Orson Scott CARD
L'ATALANTE
352pp - 19,90 €
Critique parue en octobre 2015 dans Bifrost n° 80
Le Burland est un pays de magie sur lequel règne un roi inique. Jusqu’au jour où un envoyé de Dieu, l’une des trois puissances qui se partagent ce monde avec le principe masculin du Cerf et celui, féminin, des Douces Sœurs, fait à Palicrovol une prophétie. Celui-ci entre alors en rébellion, finit par s’emparer du trône du tyran, qu’il assassine, et dont il épouse la fille en la violant publiquement, histoire de légitimer sa couronne en « vertu » des traditions locales.
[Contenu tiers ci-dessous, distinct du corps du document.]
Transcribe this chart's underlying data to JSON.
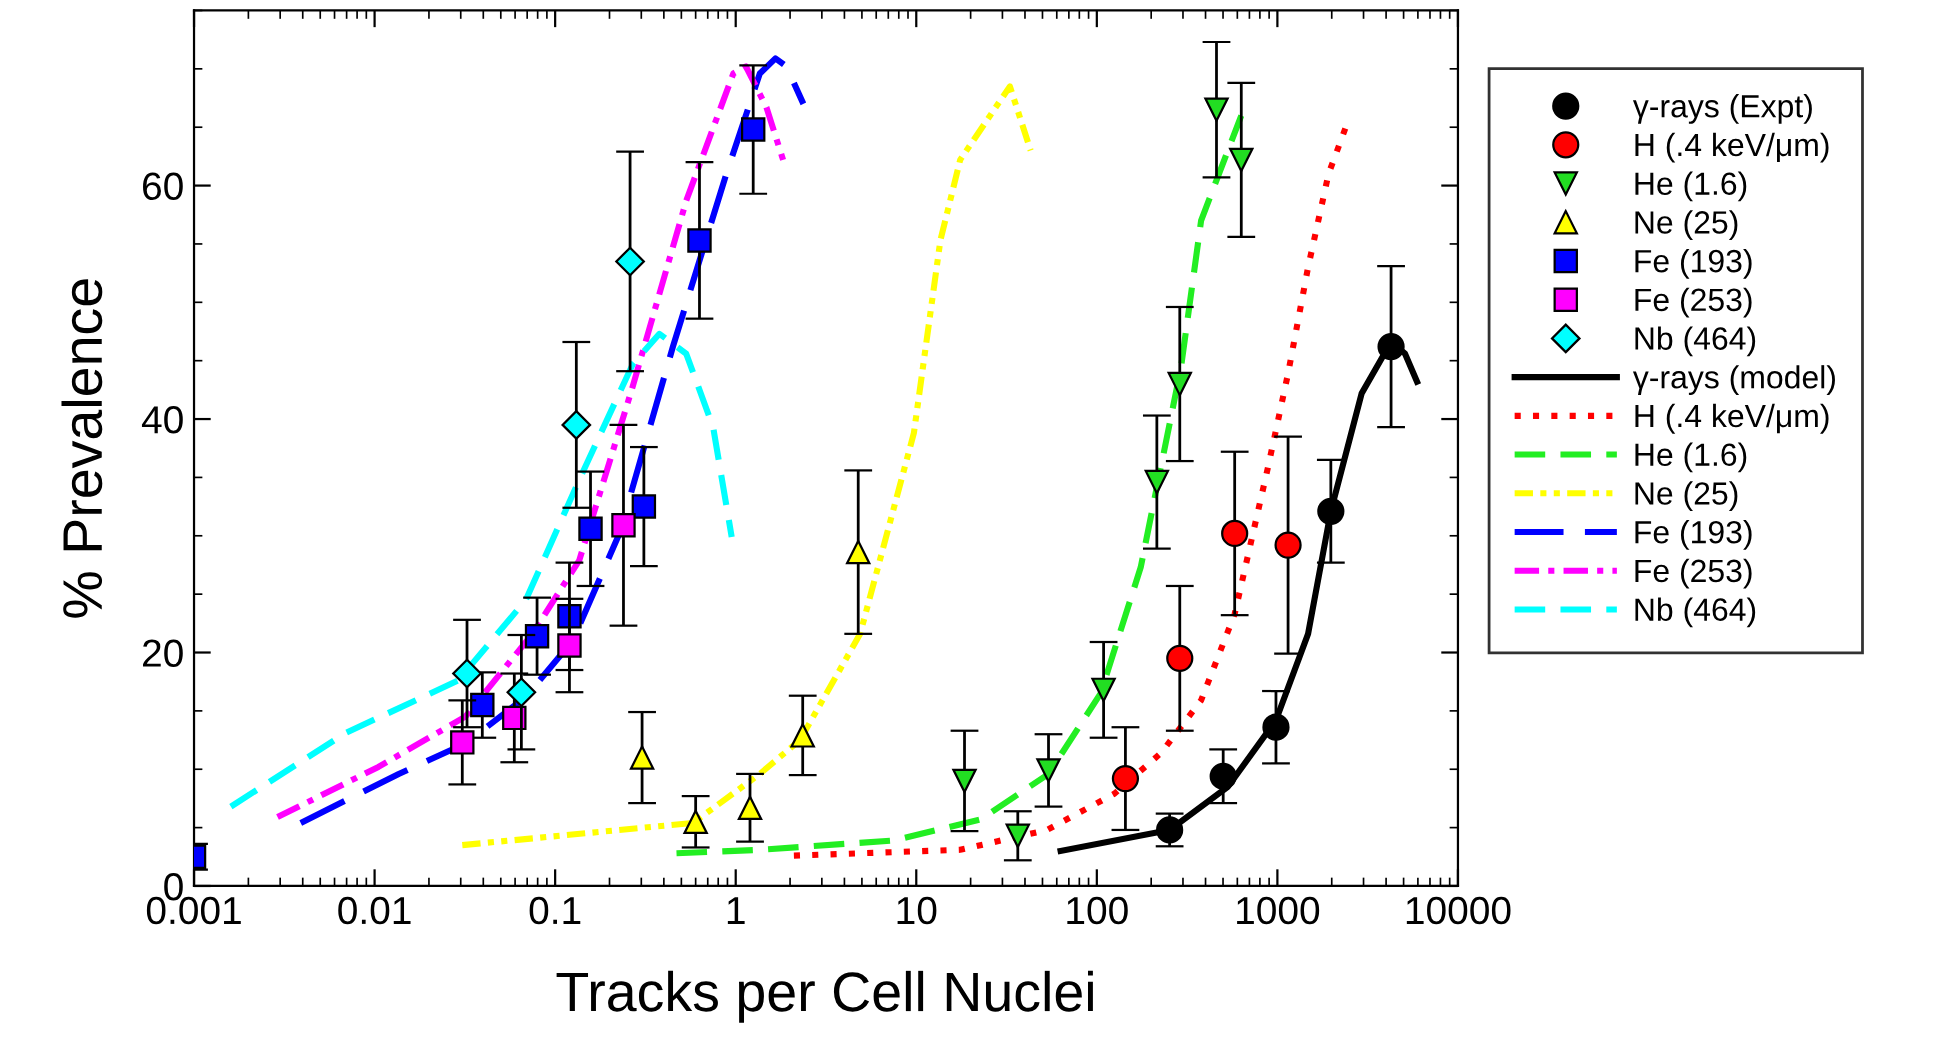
{
  "chart_data": {
    "type": "scatter",
    "xlabel": "Tracks per Cell Nuclei",
    "ylabel": "% Prevalence",
    "log": "x",
    "xlim": [
      0.001,
      10000
    ],
    "xticks": [
      {
        "value": 0.001,
        "label": "0.001"
      },
      {
        "value": 0.01,
        "label": "0.01"
      },
      {
        "value": 0.1,
        "label": "0.1"
      },
      1,
      10,
      100,
      1000,
      10000
    ],
    "ylim": [
      0,
      75
    ],
    "yticks": [
      0,
      {
        "value": 5,
        "label": null
      },
      {
        "value": 10,
        "label": null
      },
      {
        "value": 15,
        "label": null
      },
      20,
      {
        "value": 25,
        "label": null
      },
      {
        "value": 30,
        "label": null
      },
      {
        "value": 35,
        "label": null
      },
      40,
      {
        "value": 45,
        "label": null
      },
      {
        "value": 50,
        "label": null
      },
      {
        "value": 55,
        "label": null
      },
      60,
      {
        "value": 65,
        "label": null
      },
      {
        "value": 70,
        "label": null
      },
      {
        "value": 75,
        "label": null
      }
    ],
    "grid": false,
    "legend": "right",
    "series": [
      {
        "name": "γ-rays (Expt)",
        "marker": "circle",
        "color": "#000000",
        "x": [
          253,
          501,
          982,
          1977,
          4262
        ],
        "values": [
          4.8,
          9.4,
          13.6,
          32.1,
          46.2
        ],
        "errors": [
          1.4,
          2.3,
          3.1,
          4.4,
          6.9
        ]
      },
      {
        "name": "H (.4 keV/μm)",
        "marker": "circle",
        "color": "#ff0000",
        "x": [
          144,
          288,
          580,
          1146
        ],
        "values": [
          9.2,
          19.5,
          30.2,
          29.2
        ],
        "errors": [
          4.4,
          6.2,
          7.0,
          9.3
        ]
      },
      {
        "name": "He (1.6)",
        "marker": "triangle-down",
        "color": "#22dd22",
        "x": [
          18.5,
          36.5,
          54,
          109,
          215,
          288,
          460,
          631
        ],
        "values": [
          9.0,
          4.3,
          9.9,
          16.8,
          34.6,
          43.0,
          66.5,
          62.2
        ],
        "errors": [
          4.3,
          2.1,
          3.1,
          4.1,
          5.7,
          6.6,
          5.8,
          6.6
        ]
      },
      {
        "name": "Ne (25)",
        "marker": "triangle",
        "color": "#ffff00",
        "x": [
          0.303,
          0.6,
          1.2,
          2.35,
          4.77
        ],
        "values": [
          11.0,
          5.5,
          6.7,
          12.9,
          28.6
        ],
        "errors": [
          3.9,
          2.2,
          2.9,
          3.4,
          7.0
        ]
      },
      {
        "name": "Fe (193)",
        "marker": "square",
        "color": "#0000ff",
        "x": [
          0.001,
          0.0395,
          0.0794,
          0.12,
          0.157,
          0.31,
          0.63,
          1.25
        ],
        "values": [
          2.5,
          15.5,
          21.4,
          23.1,
          30.6,
          32.5,
          55.3,
          64.8
        ],
        "errors": [
          1.1,
          2.8,
          3.3,
          4.6,
          4.9,
          5.1,
          6.7,
          5.5
        ]
      },
      {
        "name": "Fe (253)",
        "marker": "square",
        "color": "#ff00ff",
        "x": [
          0.0306,
          0.0594,
          0.12,
          0.239
        ],
        "values": [
          12.3,
          14.4,
          20.6,
          30.9
        ],
        "errors": [
          3.6,
          3.8,
          4.0,
          8.6
        ]
      },
      {
        "name": "Nb (464)",
        "marker": "diamond",
        "color": "#00ffff",
        "x": [
          0.0325,
          0.065,
          0.131,
          0.26
        ],
        "values": [
          18.2,
          16.6,
          39.5,
          53.5
        ],
        "errors": [
          4.6,
          4.9,
          7.1,
          9.4
        ]
      },
      {
        "name": "γ-rays (model)",
        "type": "line",
        "line_style": "solid",
        "color": "#000000",
        "x": [
          63,
          253,
          532,
          982,
          1479,
          1977,
          2929,
          4262,
          5093,
          5934
        ],
        "values": [
          3.0,
          4.8,
          8.5,
          14.2,
          21.6,
          32.1,
          42.2,
          46.6,
          45.6,
          43.2
        ]
      },
      {
        "name": "H (.4 keV/μm)",
        "type": "line",
        "line_style": "dotted",
        "color": "#ff0000",
        "x": [
          2.1,
          17.5,
          53,
          125,
          227,
          378,
          580,
          888,
          1146,
          1479,
          1920,
          2472
        ],
        "values": [
          2.6,
          3.1,
          4.8,
          7.9,
          11.4,
          15.9,
          23.3,
          35.9,
          43.9,
          53.0,
          61.0,
          65.6
        ]
      },
      {
        "name": "He (1.6)",
        "type": "line",
        "line_style": "dashed",
        "color": "#22ee22",
        "x": [
          0.47,
          1.36,
          7.5,
          22.7,
          54,
          105,
          175,
          293,
          378,
          631
        ],
        "values": [
          2.8,
          3.1,
          3.9,
          5.7,
          9.6,
          16.5,
          27.3,
          44.5,
          57.0,
          66.0
        ]
      },
      {
        "name": "Ne (25)",
        "type": "line",
        "line_style": "dashdotdot",
        "color": "#ffff00",
        "x": [
          0.0306,
          0.58,
          1.36,
          2.27,
          4.89,
          9.7,
          13.6,
          17.5,
          33,
          43
        ],
        "values": [
          3.5,
          5.4,
          9.6,
          12.5,
          21.6,
          38.8,
          55.3,
          62.2,
          68.5,
          63.0
        ]
      },
      {
        "name": "Fe (193)",
        "type": "line",
        "line_style": "longdashed",
        "color": "#0000ff",
        "x": [
          0.0039,
          0.0136,
          0.0318,
          0.0688,
          0.125,
          0.227,
          0.449,
          0.887,
          1.36,
          1.66,
          1.91,
          2.37
        ],
        "values": [
          5.4,
          9.6,
          12.2,
          16.2,
          21.0,
          30.2,
          46.2,
          61.0,
          69.6,
          70.9,
          70.2,
          67.0
        ]
      },
      {
        "name": "Fe (253)",
        "type": "line",
        "line_style": "dashdot",
        "color": "#ff00ff",
        "x": [
          0.0029,
          0.0105,
          0.0318,
          0.0748,
          0.136,
          0.269,
          0.532,
          0.97,
          1.14,
          1.48,
          1.83
        ],
        "values": [
          5.9,
          10.2,
          14.5,
          21.6,
          27.9,
          42.8,
          58.7,
          69.6,
          70.2,
          66.7,
          62.2
        ]
      },
      {
        "name": "Nb (464)",
        "type": "line",
        "line_style": "dashed",
        "color": "#00ffff",
        "x": [
          0.0016,
          0.0069,
          0.029,
          0.0688,
          0.136,
          0.269,
          0.378,
          0.532,
          0.75,
          0.95
        ],
        "values": [
          6.8,
          13.1,
          17.6,
          24.5,
          34.8,
          44.7,
          47.3,
          45.6,
          39.3,
          29.9
        ]
      }
    ]
  }
}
Le nouveau souverain, magnanime, ne fait pas tuer la princesse bien que tous l’y exhortent, se contentant de la bannir sous la garde du magicien Sleeve.
Les chiens ne faisant pas des chats, elle va se venger de la plus implacable manière. Sacrifiant sa propre fille — fruit de l’étreinte forcée —, elle s’octroie une magie si puissante qu’elle lui permet d’entraver les divinités de ce monde afin d’y régner sans partage. Trois cents années durant, elle n’aura de cesse d’assouvir sa vengeance encore et encore ; tant sur Palicrovol lui-même que sur ses proches, dont la princesse des fleurs, que Palicrovol devait épouser et dont la magicienne usurpera le corps. Le magicien Sleeve, l’épouse promise et un général devenant ainsi les souffre-douleurs de la nouvelle reine Beauté, tandis que le roi est chassé d’Inwit, la capitale. Mais ce qui reste de magie libre en ce monde va permettre au Cerf de donner un fils à Palicrovol : Orem, Hanches Maigres, qui deviendra le Petit Roi quand Beauté l’épousera sans être au fait de son ascendance…
Je vais le répéter une fois encore : Orson Scott Card est l’un des tout meilleurs conteurs des littératures de l’Imaginaire, et il le prouve ici à nouveau. Espoir-du-Cerf n’est un roman spéculatif en rien. On n’y trouve aucun renvoi à l’univers du lecteur. Il s’agit d’une histoire intemporelle sur les relations entre les gens, un récit d’amour, de vengeance, de pouvoir, porteur d’une réflexion sur la paternité.
Ce roman est donc l’histoire d’Orem, de Beauté et de Palicrovol lui-même contée par l’un des protagonistes dont l’identité ne vous sera révélée que tout à la fin. Le roman se découpe en trois parties de manière informelle. La première consacrée aux événements qui président à la naissance d’Orem ; la deuxième portant sur la jeunesse d’Orem, alors devenu Hanches Maigres ; la dernière sur sa vie au palais après qu’il a épousé Beauté. Bien des événements de la deuxième partie ne sont que de peu d’importance, mais Card raconte si bien que s’ils venaient à manquer, ils feraient défaut.
Espoir-du-Cerf est un conte cruel et magnifique qui saura ravir les amateurs du « Trône de Fer », mais le roman de Card s’apprécie comme une peinture là où l’œuvre de Martin se goûte telle une photo. On y retrouve le thème favori de l’auteur pour l’enfance confrontée à l’univers des adultes qu’il leur faut maîtriser ; l’éducation, le devenir de l’être qui ainsi survient dans un monde déjà occupé, sur ce qu’il devient et comment. La destinée vécue comme une réponse aux circonstances initiales. Cette réédition, joliment illustrée chez le principal éditeur de Card, plus de trente ans après sa parution initiale française chez Denoël, vient à point nommé.